If we reduce the quality of the images within the PDF, we can **sometimes**
reduce the file size of the PDF overall. That depends on how well the reduced
quality image can be compressed.

```{testcode}
from pypdf import PdfWriter

writer = PdfWriter(clone_from="example.pdf")

for page in writer.pages:
    for img in page.images:
        img.replace(img.image, quality=80)

writer.write("out-low-quality.pdf")
```

## Lossless Compression

pypdf supports the FlateDecode filter which uses the zlib/deflate compression
method. It is a lossless compression, meaning the resulting PDF looks exactly
the same.

Deflate compression can be applied to a page via
{meth}`page.compress_content_streams <pypdf._page.PageObject.compress_content_streams>`:

```{testcode}
from pypdf import PdfWriter

writer = PdfWriter(clone_from="example.pdf")

for page in writer.pages:
    page.compress_content_streams()  # This is CPU intensive!

writer.write("out-lossless.pdf")
```

`page.compress_content_streams` uses [`zlib.compress`](https://docs.python.org/3/library/zlib.html#zlib.compress)
and supports the `level` parameter: `level=0` means no compression,
`level=9` refers to the highest compression.

Using this method, we have seen a reduction by 70% (from 11.8 MB to 3.5 MB)
with a real PDF.

## Removing Sources

When a page is removed from the page list, its content will still be present in
the PDF file. This means that the data may still be used elsewhere.

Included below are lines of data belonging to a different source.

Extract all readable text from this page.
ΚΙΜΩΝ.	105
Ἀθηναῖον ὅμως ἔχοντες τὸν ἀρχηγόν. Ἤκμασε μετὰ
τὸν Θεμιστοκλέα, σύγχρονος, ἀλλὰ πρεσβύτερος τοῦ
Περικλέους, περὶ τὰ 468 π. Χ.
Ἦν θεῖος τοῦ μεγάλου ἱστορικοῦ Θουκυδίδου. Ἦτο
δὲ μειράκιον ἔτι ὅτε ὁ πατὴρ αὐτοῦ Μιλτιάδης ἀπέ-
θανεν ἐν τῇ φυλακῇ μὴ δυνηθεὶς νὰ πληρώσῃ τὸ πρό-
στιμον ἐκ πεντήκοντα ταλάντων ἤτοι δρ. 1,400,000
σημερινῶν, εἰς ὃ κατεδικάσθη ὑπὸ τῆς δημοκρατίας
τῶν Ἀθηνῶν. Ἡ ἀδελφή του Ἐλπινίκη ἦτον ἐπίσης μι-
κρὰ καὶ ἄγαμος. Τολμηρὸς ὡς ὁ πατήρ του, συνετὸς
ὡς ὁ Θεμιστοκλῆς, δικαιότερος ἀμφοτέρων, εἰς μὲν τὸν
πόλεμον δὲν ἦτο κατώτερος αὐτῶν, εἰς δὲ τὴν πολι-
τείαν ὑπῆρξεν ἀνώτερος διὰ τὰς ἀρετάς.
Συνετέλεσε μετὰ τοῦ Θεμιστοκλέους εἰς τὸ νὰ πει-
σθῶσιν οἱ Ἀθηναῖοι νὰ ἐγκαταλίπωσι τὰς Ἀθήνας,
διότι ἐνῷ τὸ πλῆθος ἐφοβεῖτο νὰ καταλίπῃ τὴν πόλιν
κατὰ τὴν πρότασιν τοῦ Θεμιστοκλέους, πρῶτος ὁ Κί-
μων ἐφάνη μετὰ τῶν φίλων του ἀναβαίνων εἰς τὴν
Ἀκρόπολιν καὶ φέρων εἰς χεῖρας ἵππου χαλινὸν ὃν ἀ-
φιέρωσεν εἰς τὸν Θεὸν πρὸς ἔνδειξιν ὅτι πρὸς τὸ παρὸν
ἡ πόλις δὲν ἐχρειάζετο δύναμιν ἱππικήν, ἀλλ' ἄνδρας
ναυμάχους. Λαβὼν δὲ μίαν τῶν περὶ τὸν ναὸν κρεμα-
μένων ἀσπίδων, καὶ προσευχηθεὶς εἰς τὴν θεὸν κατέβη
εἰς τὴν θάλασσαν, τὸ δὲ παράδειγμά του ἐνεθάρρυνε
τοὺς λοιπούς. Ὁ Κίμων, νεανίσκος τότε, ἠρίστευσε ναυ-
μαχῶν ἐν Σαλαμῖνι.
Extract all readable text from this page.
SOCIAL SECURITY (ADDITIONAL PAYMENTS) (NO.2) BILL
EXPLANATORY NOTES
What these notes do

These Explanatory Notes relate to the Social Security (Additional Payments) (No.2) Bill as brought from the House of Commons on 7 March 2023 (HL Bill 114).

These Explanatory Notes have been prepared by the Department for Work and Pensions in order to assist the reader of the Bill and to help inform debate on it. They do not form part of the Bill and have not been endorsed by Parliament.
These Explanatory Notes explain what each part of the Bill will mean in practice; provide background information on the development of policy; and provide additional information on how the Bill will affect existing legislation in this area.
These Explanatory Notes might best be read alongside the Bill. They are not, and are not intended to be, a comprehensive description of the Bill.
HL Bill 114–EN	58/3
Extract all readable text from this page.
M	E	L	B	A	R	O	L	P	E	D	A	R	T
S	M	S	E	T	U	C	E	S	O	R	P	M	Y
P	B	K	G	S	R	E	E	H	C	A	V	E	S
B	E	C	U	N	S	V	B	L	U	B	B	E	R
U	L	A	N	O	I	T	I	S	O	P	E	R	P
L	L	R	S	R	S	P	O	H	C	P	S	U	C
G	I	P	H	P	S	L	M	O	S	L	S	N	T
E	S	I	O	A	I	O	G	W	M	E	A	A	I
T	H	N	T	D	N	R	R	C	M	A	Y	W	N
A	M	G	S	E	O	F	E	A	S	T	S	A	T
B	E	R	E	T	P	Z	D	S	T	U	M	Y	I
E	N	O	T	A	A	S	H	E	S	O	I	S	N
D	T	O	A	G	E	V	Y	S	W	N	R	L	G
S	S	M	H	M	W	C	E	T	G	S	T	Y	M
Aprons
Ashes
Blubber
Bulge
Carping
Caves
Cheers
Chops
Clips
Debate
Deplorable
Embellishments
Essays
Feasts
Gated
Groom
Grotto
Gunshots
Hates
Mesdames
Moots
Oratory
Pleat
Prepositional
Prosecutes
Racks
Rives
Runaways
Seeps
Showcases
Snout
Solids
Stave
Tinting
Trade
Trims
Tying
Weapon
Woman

Simply removing a page from the page list will reduce the page count but not the
file size. To exclude the content completely, the pages should not be
added to the PDF using the PdfWriter.append() function. Instead, only the
desired pages should be selected for inclusion
(note: [PR #1843](https://github.com/py-pdf/pypdf/pull/1843) will add a page
deletion feature).

There can be issues with poor PDF formatting, such as when all pages are linked
to the same resource. In such cases, dropping references to specific pages
becomes useless because there is only one source for all pages.

Cropping is an ineffective method for reducing the file size because it only
adjusts the viewboxes and not the external parts of the source image. Therefore,
the content that is no longer visible will still be present in the PDF.

## Going Further

The presentation [Putting a Squeeze on Your PDF](https://youtube.com/watch?v=tgOABUhVwFs) has other suggestions. One takeaway is that most of the significant size optimizations usually come from image and font modification. However, font optimization, such as replacing, merging, and subsetting, is not within the functionality of pypdf at the moment.